Fasting: By mid March, I am already back to a 16 to 18 hr fasting period, taking breakfast and lunch, while skipping dinner. I have gained 2.5kgs thus far from my then 52.5kg median weight. If I don’t keep this fasting schedule, I’m doomed to gain even more weight. That’s just how my body works, having all my meals before 2 PM is optimal.
Exercise: I exercise a minimum of 5-6 times a week since March 30 with the exception of a whole week of rest due to an acute tendonitis on my left wrist. My workouts schedule begins at 10:30 AM which leads up to lunch. So I’m usually busy between 10:30 AM to 1 PM. I do kb swings, kb squats, kb deadlifts, and going up and down the stairs—nothing fancy, but effective.
This consistency in my exercise strengthened my lower body which was weakened from my hospital admission and more than a month-long recuperation and bed rest. Now, I feel as strong as I did before getting admitted to the hospital.
Work: Work hours (if there are things to be done) is from 8 AM to 10:30 AM and 1 PM onwards. I stop working by 5PM and turn off my notification. Sometimes I take naps. I’m showered by 6PM, in bed reading by 7PM. Lastly, no work on Sundays as much as possible.

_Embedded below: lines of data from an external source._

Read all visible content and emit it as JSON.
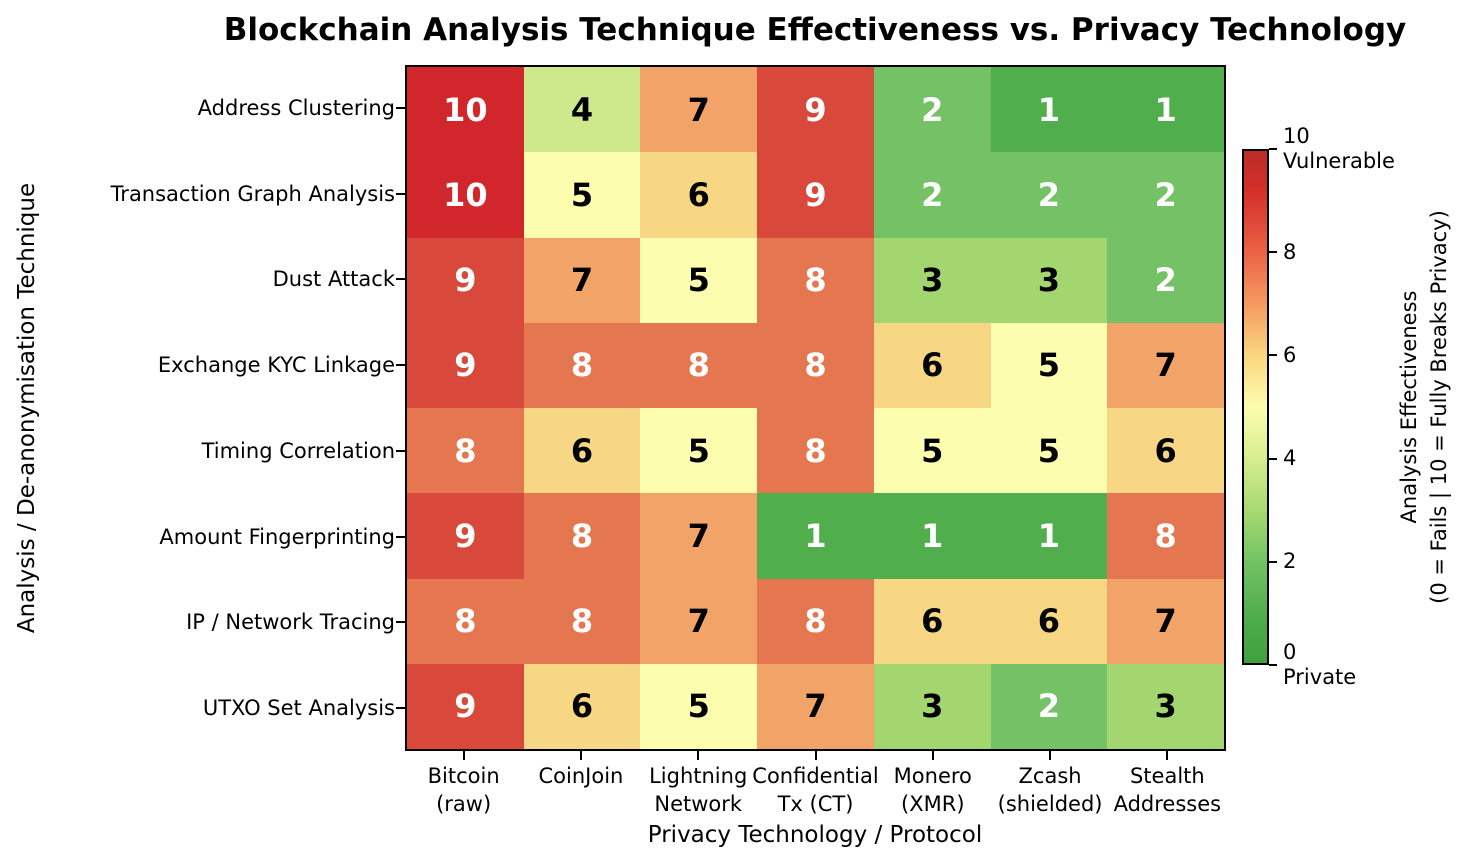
{
  "chart_data": {
    "type": "heatmap",
    "title": "Blockchain Analysis Technique Effectiveness vs. Privacy Technology",
    "xlabel": "Privacy Technology / Protocol",
    "ylabel": "Analysis / De-anonymisation Technique",
    "x_categories": [
      "Bitcoin\n(raw)",
      "CoinJoin",
      "Lightning\nNetwork",
      "Confidential\nTx (CT)",
      "Monero\n(XMR)",
      "Zcash\n(shielded)",
      "Stealth\nAddresses"
    ],
    "y_categories": [
      "Address Clustering",
      "Transaction Graph Analysis",
      "Dust Attack",
      "Exchange KYC Linkage",
      "Timing Correlation",
      "Amount Fingerprinting",
      "IP / Network Tracing",
      "UTXO Set Analysis"
    ],
    "values": [
      [
        10,
        4,
        7,
        9,
        2,
        1,
        1
      ],
      [
        10,
        5,
        6,
        9,
        2,
        2,
        2
      ],
      [
        9,
        7,
        5,
        8,
        3,
        3,
        2
      ],
      [
        9,
        8,
        8,
        8,
        6,
        5,
        7
      ],
      [
        8,
        6,
        5,
        8,
        5,
        5,
        6
      ],
      [
        9,
        8,
        7,
        1,
        1,
        1,
        8
      ],
      [
        8,
        8,
        7,
        8,
        6,
        6,
        7
      ],
      [
        9,
        6,
        5,
        7,
        3,
        2,
        3
      ]
    ],
    "vmin": 0,
    "vmax": 10,
    "value_colors": {
      "1": "#50ae4d",
      "2": "#75c266",
      "3": "#a4d66f",
      "4": "#cde98c",
      "5": "#fdfdb0",
      "6": "#f8d784",
      "7": "#f2a468",
      "8": "#e4774f",
      "9": "#d8483b",
      "10": "#d1262c"
    },
    "cell_text_white_if_gte": 8,
    "cell_text_white_if_lte": 2,
    "cell_text_white": "#ffffff",
    "cell_text_black": "#000000",
    "colorbar": {
      "ticks": [
        {
          "value": 10,
          "label": "10\nVulnerable"
        },
        {
          "value": 8,
          "label": "8"
        },
        {
          "value": 6,
          "label": "6"
        },
        {
          "value": 4,
          "label": "4"
        },
        {
          "value": 2,
          "label": "2"
        },
        {
          "value": 0,
          "label": "0\nPrivate"
        }
      ],
      "label": "Analysis Effectiveness\n(0 = Fails | 10 = Fully Breaks Privacy)",
      "gradient_stops": [
        "#bc2b28 0%",
        "#d43029 8%",
        "#eb6346 20%",
        "#f59a60 30%",
        "#fad77f 40%",
        "#fdfdae 50%",
        "#d7ee8e 60%",
        "#a8da70 70%",
        "#74c365 80%",
        "#4cab4a 92%",
        "#3fa23e 100%"
      ]
    }
  }
}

Sleep: Reading Why We Sleep by Mathew Walker MD helped me improve my sleep hygiene. I’ve determined my optimal sleeping hours to be from 8-8:30 PM to 4-4:30 AM, which gives me 7-8hrs of sleep. I avoid my phone and tablet in bed, but have a Kindle which helps me fall asleep. It is not surprising, that I am one of the very few early birds among my friends. Sadly, I cannot join e-numans and group chats that are beyond the 8 PM sleeping time and 2 PM latest eating time.
Reading: Reading has been a huge part of my habits as well. I get to finish an average of 4 books a month—audible and digital books, mostly non-fiction. And there’s nothing like a good PhD book to help me fall asleep at night.

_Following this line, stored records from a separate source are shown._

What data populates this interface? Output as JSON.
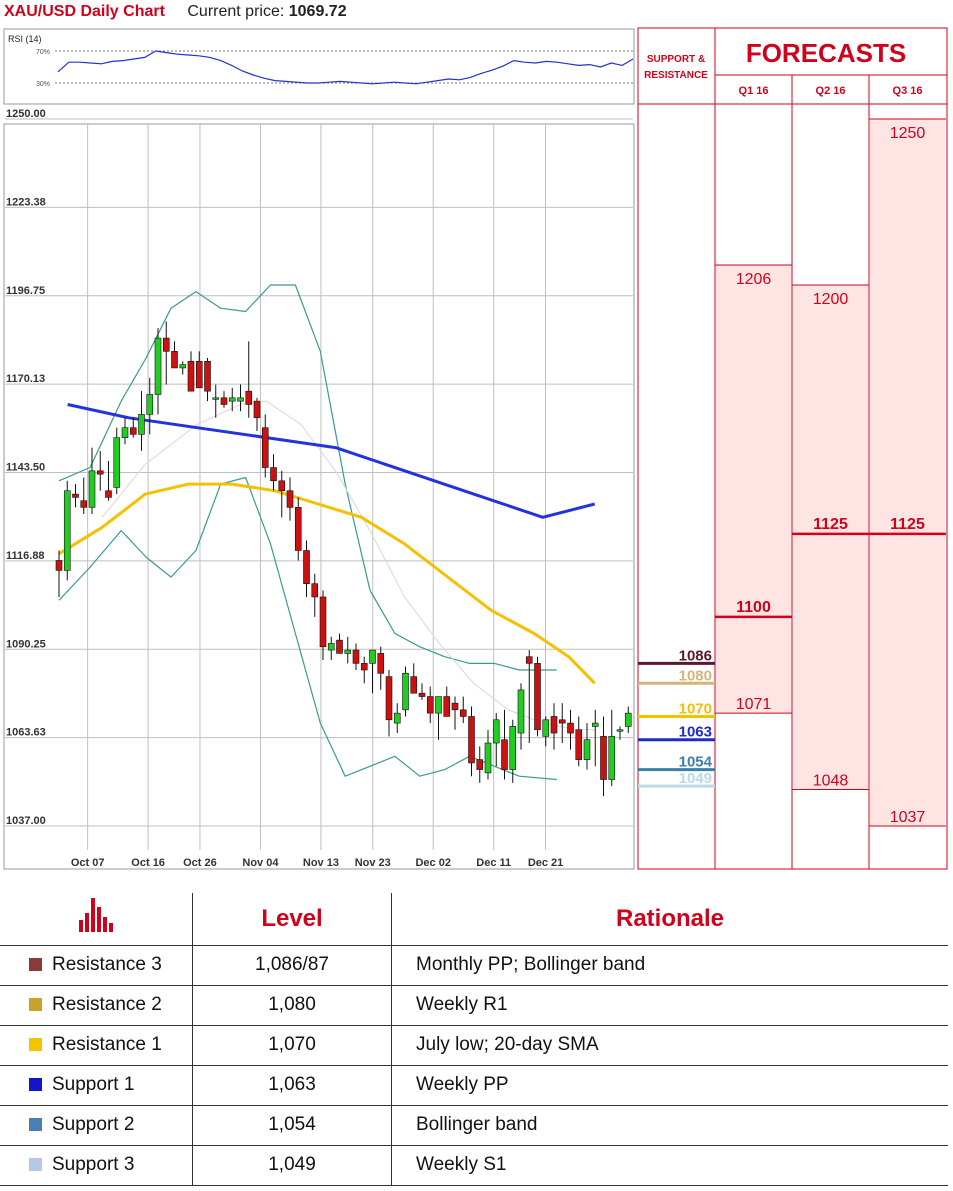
{
  "header": {
    "title": "XAU/USD Daily Chart",
    "price_label": "Current price:",
    "price_value": "1069.72"
  },
  "rsi": {
    "label": "RSI (14)",
    "upper": "70%",
    "lower": "30%"
  },
  "colors": {
    "red": "#d0021b",
    "up": "#22cc22",
    "down": "#cc1111",
    "sma20": "#dddddd",
    "sma50": "#f5c000",
    "sma100": "#2233dd",
    "bollinger": "#3a9a90",
    "forecast_fill": "#ffe4e4"
  },
  "chart_data": {
    "type": "candlestick",
    "y_ticks": [
      "1250.00",
      "1223.38",
      "1196.75",
      "1170.13",
      "1143.50",
      "1116.88",
      "1090.25",
      "1063.63",
      "1037.00"
    ],
    "ylim": [
      1037.0,
      1250.0
    ],
    "x_ticks": [
      {
        "label": "Oct 07",
        "i": 1
      },
      {
        "label": "Oct 16",
        "i": 8
      },
      {
        "label": "Oct 26",
        "i": 14
      },
      {
        "label": "Nov 04",
        "i": 21
      },
      {
        "label": "Nov 13",
        "i": 28
      },
      {
        "label": "Nov 23",
        "i": 34
      },
      {
        "label": "Dec 02",
        "i": 41
      },
      {
        "label": "Dec 11",
        "i": 48
      },
      {
        "label": "Dec 21",
        "i": 54
      }
    ],
    "candles": [
      [
        1117,
        1120,
        1106,
        1114
      ],
      [
        1114,
        1141,
        1111,
        1138
      ],
      [
        1137,
        1140,
        1133,
        1136
      ],
      [
        1135,
        1142,
        1131,
        1133
      ],
      [
        1133,
        1151,
        1131,
        1144
      ],
      [
        1144,
        1150,
        1138,
        1143
      ],
      [
        1138,
        1147,
        1135,
        1136
      ],
      [
        1139,
        1157,
        1137,
        1154
      ],
      [
        1154,
        1160,
        1152,
        1157
      ],
      [
        1157,
        1160,
        1154,
        1155
      ],
      [
        1155,
        1168,
        1150,
        1161
      ],
      [
        1161,
        1172,
        1155,
        1167
      ],
      [
        1167,
        1187,
        1161,
        1184
      ],
      [
        1184,
        1189,
        1170,
        1180
      ],
      [
        1180,
        1183,
        1175,
        1175
      ],
      [
        1175,
        1177,
        1173,
        1176
      ],
      [
        1177,
        1180,
        1168,
        1168
      ],
      [
        1177,
        1180,
        1171,
        1169
      ],
      [
        1177,
        1178,
        1165,
        1168
      ],
      [
        1166,
        1170,
        1160,
        1166
      ],
      [
        1166,
        1168,
        1163,
        1164
      ],
      [
        1165,
        1169,
        1162,
        1166
      ],
      [
        1165,
        1170,
        1162,
        1166
      ],
      [
        1168,
        1183,
        1160,
        1164
      ],
      [
        1165,
        1166,
        1156,
        1160
      ],
      [
        1157,
        1161,
        1142,
        1145
      ],
      [
        1145,
        1149,
        1138,
        1141
      ],
      [
        1141,
        1144,
        1130,
        1138
      ],
      [
        1138,
        1142,
        1129,
        1133
      ],
      [
        1133,
        1136,
        1117,
        1120
      ],
      [
        1120,
        1123,
        1106,
        1110
      ],
      [
        1110,
        1113,
        1100,
        1106
      ],
      [
        1106,
        1108,
        1087,
        1091
      ],
      [
        1090,
        1094,
        1087,
        1092
      ],
      [
        1093,
        1095,
        1089,
        1089
      ],
      [
        1089,
        1094,
        1086,
        1090
      ],
      [
        1090,
        1092,
        1084,
        1086
      ],
      [
        1086,
        1088,
        1080,
        1084
      ],
      [
        1086,
        1090,
        1077,
        1090
      ],
      [
        1089,
        1091,
        1078,
        1083
      ],
      [
        1082,
        1084,
        1064,
        1069
      ],
      [
        1068,
        1074,
        1065,
        1071
      ],
      [
        1072,
        1085,
        1070,
        1083
      ],
      [
        1082,
        1086,
        1077,
        1077
      ],
      [
        1077,
        1080,
        1075,
        1076
      ],
      [
        1076,
        1079,
        1068,
        1071
      ],
      [
        1071,
        1074,
        1063,
        1076
      ],
      [
        1076,
        1079,
        1070,
        1070
      ],
      [
        1074,
        1076,
        1066,
        1072
      ],
      [
        1072,
        1076,
        1068,
        1070
      ],
      [
        1070,
        1073,
        1052,
        1056
      ],
      [
        1057,
        1061,
        1050,
        1054
      ],
      [
        1053,
        1066,
        1051,
        1062
      ],
      [
        1062,
        1071,
        1055,
        1069
      ],
      [
        1063,
        1072,
        1051,
        1054
      ],
      [
        1054,
        1069,
        1050,
        1067
      ],
      [
        1065,
        1080,
        1060,
        1078
      ],
      [
        1088,
        1090,
        1062,
        1086
      ],
      [
        1086,
        1088,
        1064,
        1066
      ],
      [
        1064,
        1070,
        1061,
        1069
      ],
      [
        1070,
        1074,
        1060,
        1065
      ],
      [
        1069,
        1074,
        1062,
        1068
      ],
      [
        1068,
        1072,
        1060,
        1065
      ],
      [
        1066,
        1070,
        1055,
        1057
      ],
      [
        1057,
        1068,
        1054,
        1063
      ],
      [
        1067,
        1072,
        1055,
        1068
      ],
      [
        1064,
        1070,
        1046,
        1051
      ],
      [
        1051,
        1072,
        1049,
        1064
      ],
      [
        1066,
        1067,
        1063,
        1066
      ],
      [
        1067,
        1073,
        1065,
        1071
      ]
    ],
    "sma100": [
      [
        1,
        1164
      ],
      [
        8,
        1160
      ],
      [
        16,
        1157
      ],
      [
        24,
        1154
      ],
      [
        32,
        1151
      ],
      [
        40,
        1144
      ],
      [
        48,
        1137
      ],
      [
        56,
        1130
      ],
      [
        62,
        1134
      ]
    ],
    "sma50": [
      [
        0,
        1119
      ],
      [
        5,
        1127
      ],
      [
        10,
        1137
      ],
      [
        15,
        1140
      ],
      [
        20,
        1140
      ],
      [
        25,
        1138
      ],
      [
        30,
        1134
      ],
      [
        35,
        1130
      ],
      [
        40,
        1122
      ],
      [
        45,
        1112
      ],
      [
        50,
        1102
      ],
      [
        55,
        1095
      ],
      [
        59,
        1088
      ],
      [
        62,
        1080
      ]
    ],
    "sma20": [
      [
        5,
        1130
      ],
      [
        10,
        1146
      ],
      [
        16,
        1158
      ],
      [
        21,
        1164
      ],
      [
        24,
        1165
      ],
      [
        28,
        1158
      ],
      [
        32,
        1144
      ],
      [
        36,
        1126
      ],
      [
        40,
        1106
      ],
      [
        44,
        1092
      ],
      [
        48,
        1080
      ],
      [
        52,
        1072
      ],
      [
        56,
        1068
      ],
      [
        60,
        1066
      ],
      [
        62,
        1066
      ]
    ],
    "boll_upper": [
      [
        0,
        1141
      ],
      [
        5,
        1145
      ],
      [
        10,
        1165
      ],
      [
        14,
        1178
      ],
      [
        18,
        1193
      ],
      [
        22,
        1198
      ],
      [
        26,
        1193
      ],
      [
        30,
        1192
      ],
      [
        34,
        1200
      ],
      [
        38,
        1200
      ],
      [
        42,
        1180
      ],
      [
        46,
        1140
      ],
      [
        50,
        1108
      ],
      [
        54,
        1095
      ],
      [
        58,
        1091
      ],
      [
        62,
        1088
      ],
      [
        66,
        1086
      ],
      [
        70,
        1086
      ],
      [
        74,
        1084
      ],
      [
        80,
        1084
      ]
    ],
    "boll_lower": [
      [
        0,
        1105
      ],
      [
        5,
        1115
      ],
      [
        10,
        1126
      ],
      [
        14,
        1118
      ],
      [
        18,
        1112
      ],
      [
        22,
        1120
      ],
      [
        26,
        1140
      ],
      [
        30,
        1142
      ],
      [
        34,
        1122
      ],
      [
        38,
        1095
      ],
      [
        42,
        1068
      ],
      [
        46,
        1052
      ],
      [
        50,
        1055
      ],
      [
        54,
        1058
      ],
      [
        58,
        1052
      ],
      [
        62,
        1054
      ],
      [
        66,
        1058
      ],
      [
        70,
        1055
      ],
      [
        74,
        1052
      ],
      [
        80,
        1051
      ]
    ],
    "rsi_values": [
      44,
      56,
      56,
      55,
      54,
      57,
      58,
      60,
      62,
      70,
      68,
      66,
      65,
      64,
      62,
      58,
      52,
      45,
      40,
      36,
      33,
      32,
      31,
      30,
      30,
      31,
      32,
      31,
      30,
      29,
      30,
      31,
      30,
      29,
      31,
      33,
      35,
      34,
      37,
      42,
      46,
      51,
      58,
      56,
      55,
      57,
      56,
      54,
      52,
      53,
      50,
      55,
      52,
      60
    ]
  },
  "sr_panel": {
    "title": "SUPPORT & RESISTANCE",
    "levels": [
      {
        "label": "1086",
        "value": 1086,
        "color": "#5a1a2e"
      },
      {
        "label": "1080",
        "value": 1080,
        "color": "#d6b37a"
      },
      {
        "label": "1070",
        "value": 1070,
        "color": "#f5c000"
      },
      {
        "label": "1063",
        "value": 1063,
        "color": "#1f2bc9"
      },
      {
        "label": "1054",
        "value": 1054,
        "color": "#3c7fa8"
      },
      {
        "label": "1049",
        "value": 1049,
        "color": "#b8dbe4"
      }
    ]
  },
  "forecasts": {
    "title": "FORECASTS",
    "columns": [
      {
        "label": "Q1 16",
        "high": "1206",
        "high_value": 1206,
        "low": "1071",
        "low_value": 1071,
        "mid": "1100",
        "mid_value": 1100
      },
      {
        "label": "Q2 16",
        "high": "1200",
        "high_value": 1200,
        "low": "1048",
        "low_value": 1048,
        "mid": "1125",
        "mid_value": 1125
      },
      {
        "label": "Q3 16",
        "high": "1250",
        "high_value": 1250,
        "low": "1037",
        "low_value": 1037,
        "mid": "1125",
        "mid_value": 1125
      }
    ]
  },
  "table": {
    "headers": {
      "level": "Level",
      "rationale": "Rationale"
    },
    "icon": "bar-chart-icon",
    "rows": [
      {
        "name": "Resistance 3",
        "level": "1,086/87",
        "rationale": "Monthly PP; Bollinger band",
        "color": "#8b3a3a"
      },
      {
        "name": "Resistance 2",
        "level": "1,080",
        "rationale": "Weekly R1",
        "color": "#c9a227"
      },
      {
        "name": "Resistance 1",
        "level": "1,070",
        "rationale": "July low; 20-day SMA",
        "color": "#f5c400"
      },
      {
        "name": "Support 1",
        "level": "1,063",
        "rationale": "Weekly PP",
        "color": "#1414c8"
      },
      {
        "name": "Support 2",
        "level": "1,054",
        "rationale": "Bollinger band",
        "color": "#4a7fb5"
      },
      {
        "name": "Support 3",
        "level": "1,049",
        "rationale": "Weekly S1",
        "color": "#b5c8e6"
      }
    ]
  }
}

Habits I’m still working on:
Meditation: For the first few weeks it was good, but for a while I’ve been out of focus. For the 10 minutes I’ve sat and meditated the past weeks, my mind tends to wander and does not keep still.

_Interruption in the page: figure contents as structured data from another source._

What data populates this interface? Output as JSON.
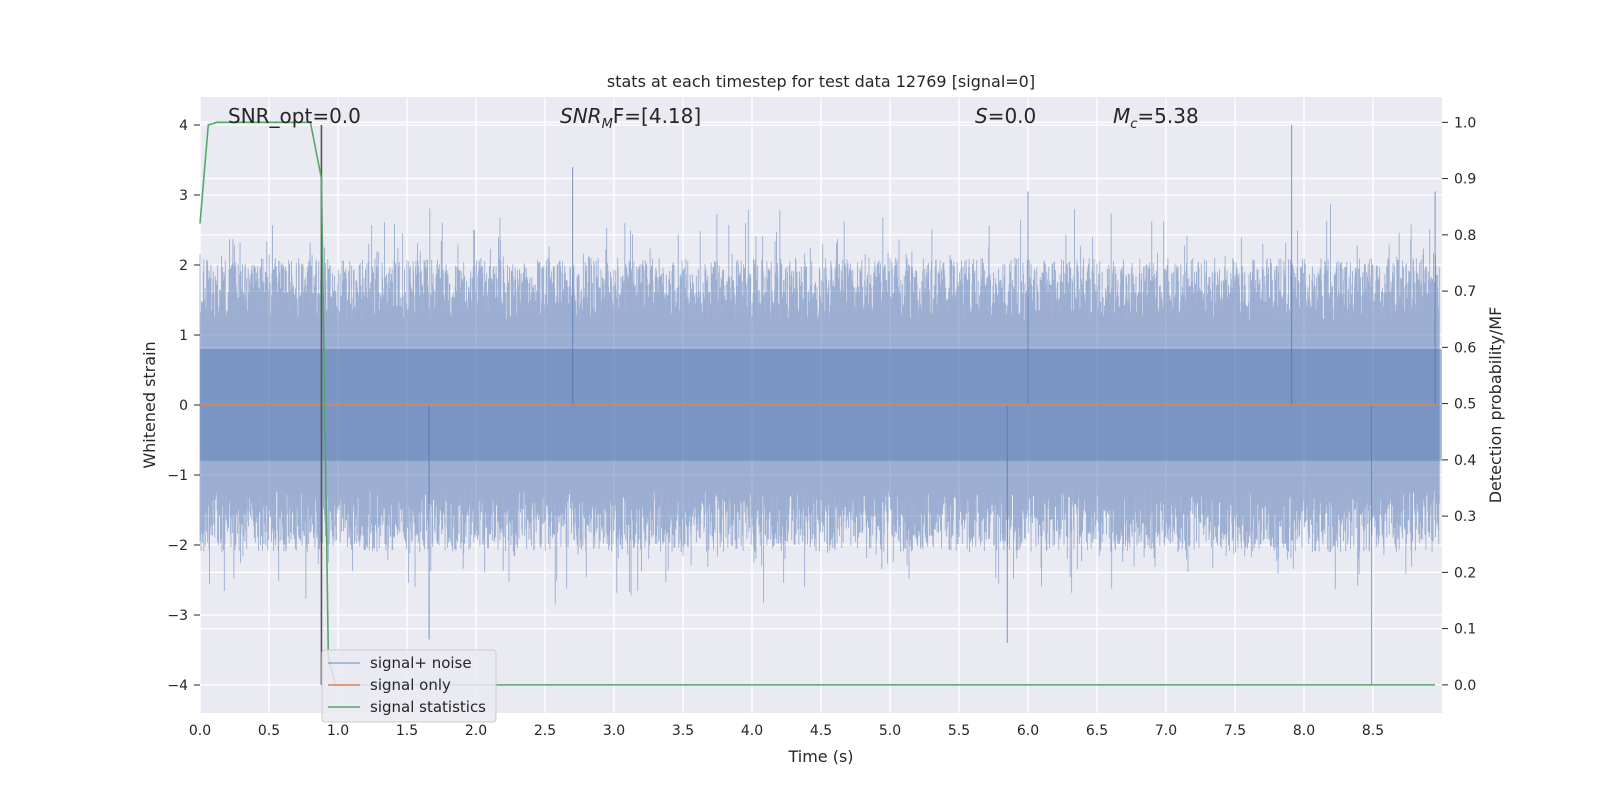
{
  "chart_data": {
    "type": "line",
    "title": "stats at each timestep for test data 12769 [signal=0]",
    "xlabel": "Time (s)",
    "ylabel": "Whitened strain",
    "ylabel_right": "Detection probability/MF",
    "xlim": [
      0.0,
      9.0
    ],
    "ylim": [
      -4.4,
      4.4
    ],
    "ylim_right": [
      -0.05,
      1.045
    ],
    "x_ticks": [
      "0.0",
      "0.5",
      "1.0",
      "1.5",
      "2.0",
      "2.5",
      "3.0",
      "3.5",
      "4.0",
      "4.5",
      "5.0",
      "5.5",
      "6.0",
      "6.5",
      "7.0",
      "7.5",
      "8.0",
      "8.5"
    ],
    "y_ticks": [
      "4",
      "3",
      "2",
      "1",
      "0",
      "−1",
      "−2",
      "−3",
      "−4"
    ],
    "y_ticks_right": [
      "1.0",
      "0.9",
      "0.8",
      "0.7",
      "0.6",
      "0.5",
      "0.4",
      "0.3",
      "0.2",
      "0.1",
      "0.0"
    ],
    "grid": true,
    "legend_position": "lower-left",
    "annotations": {
      "snr_opt": "SNR_opt=0.0",
      "snr_mf_main": "SNR",
      "snr_mf_sub": "M",
      "snr_mf_tail": "F=[4.18]",
      "s_main": "S",
      "s_tail": "=0.0",
      "mc_main": "M",
      "mc_sub": "c",
      "mc_tail": "=5.38"
    },
    "series": [
      {
        "name": "signal+ noise",
        "color": "#4c72b0",
        "kind": "noise",
        "envelope_typical": [
          -2.0,
          2.0
        ],
        "notable_spikes": [
          {
            "x": 7.91,
            "y": 4.0
          },
          {
            "x": 8.49,
            "y": -4.0
          },
          {
            "x": 2.7,
            "y": 3.4
          },
          {
            "x": 5.85,
            "y": -3.4
          },
          {
            "x": 1.66,
            "y": -3.35
          },
          {
            "x": 6.0,
            "y": 3.05
          },
          {
            "x": 8.95,
            "y": 3.05
          }
        ]
      },
      {
        "name": "signal only",
        "color": "#dd8452",
        "kind": "constant",
        "value": 0.0
      },
      {
        "name": "signal statistics",
        "color": "#55a868",
        "axis": "right",
        "x": [
          0.0,
          0.06,
          0.12,
          0.5,
          0.8,
          0.88,
          0.93,
          0.98,
          1.1,
          2.0,
          4.0,
          6.0,
          8.0,
          8.95
        ],
        "values": [
          0.82,
          0.995,
          1.0,
          1.0,
          1.0,
          0.9,
          0.05,
          0.0,
          0.0,
          0.0,
          0.0,
          0.0,
          0.0,
          0.0
        ]
      }
    ],
    "vertical_marker": {
      "x": 0.88,
      "y_range": [
        -4.0,
        4.0
      ],
      "color": "#555555"
    }
  }
}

Snacking: My SNACKING HABIT is making me FATTER. (Currently feeling enticed to eat palitaw carbs as I write this). Eating a heavy breakfast helps avoid snacking in between breakfast and lunch. NOT BUYING junk food also removes the temptation of snacking bad food. But I still snack, and I’m not happy with my 55kg current weight, the culprit being the UNNECESSARY SNACKING. I’m not really hungry, I just have this bad habit of eating between meals.
Digital hygiene: Making sure the tablet doesn’t end up in the bed. There are one or two times a week when my tablet ends up with me in bed and I sleep late due to addictive Korean Drama. I rarely make up for the late sleeping time and would still wake up a little after 4 AM.
Produce not consume: Making time to create. This is one of the biggest challenges I have. After leaving my writing job which had me writing almost everyday for 20 months, I’ve rarely made anything—videos, written anything to publish on my blog (this is the first one) or did anything creative. There are video edits and photoshop mock ups here and there, but not as much as I want.
Adobo: What kind of a Filipino am I? I don’t know how to cook adobo. This is not a habit, but a skill that I think all of us should have. 1. How to cook perfect rice using your finger. 2. How to cook adobo.
I hope some of the things I’ve written here will help you consider improving your own habits even if they are very different from mine.
What are the habits you’ve built or have been able to continue despite the CDC virus lockdown?
What habits are you working on or have more or less perfected?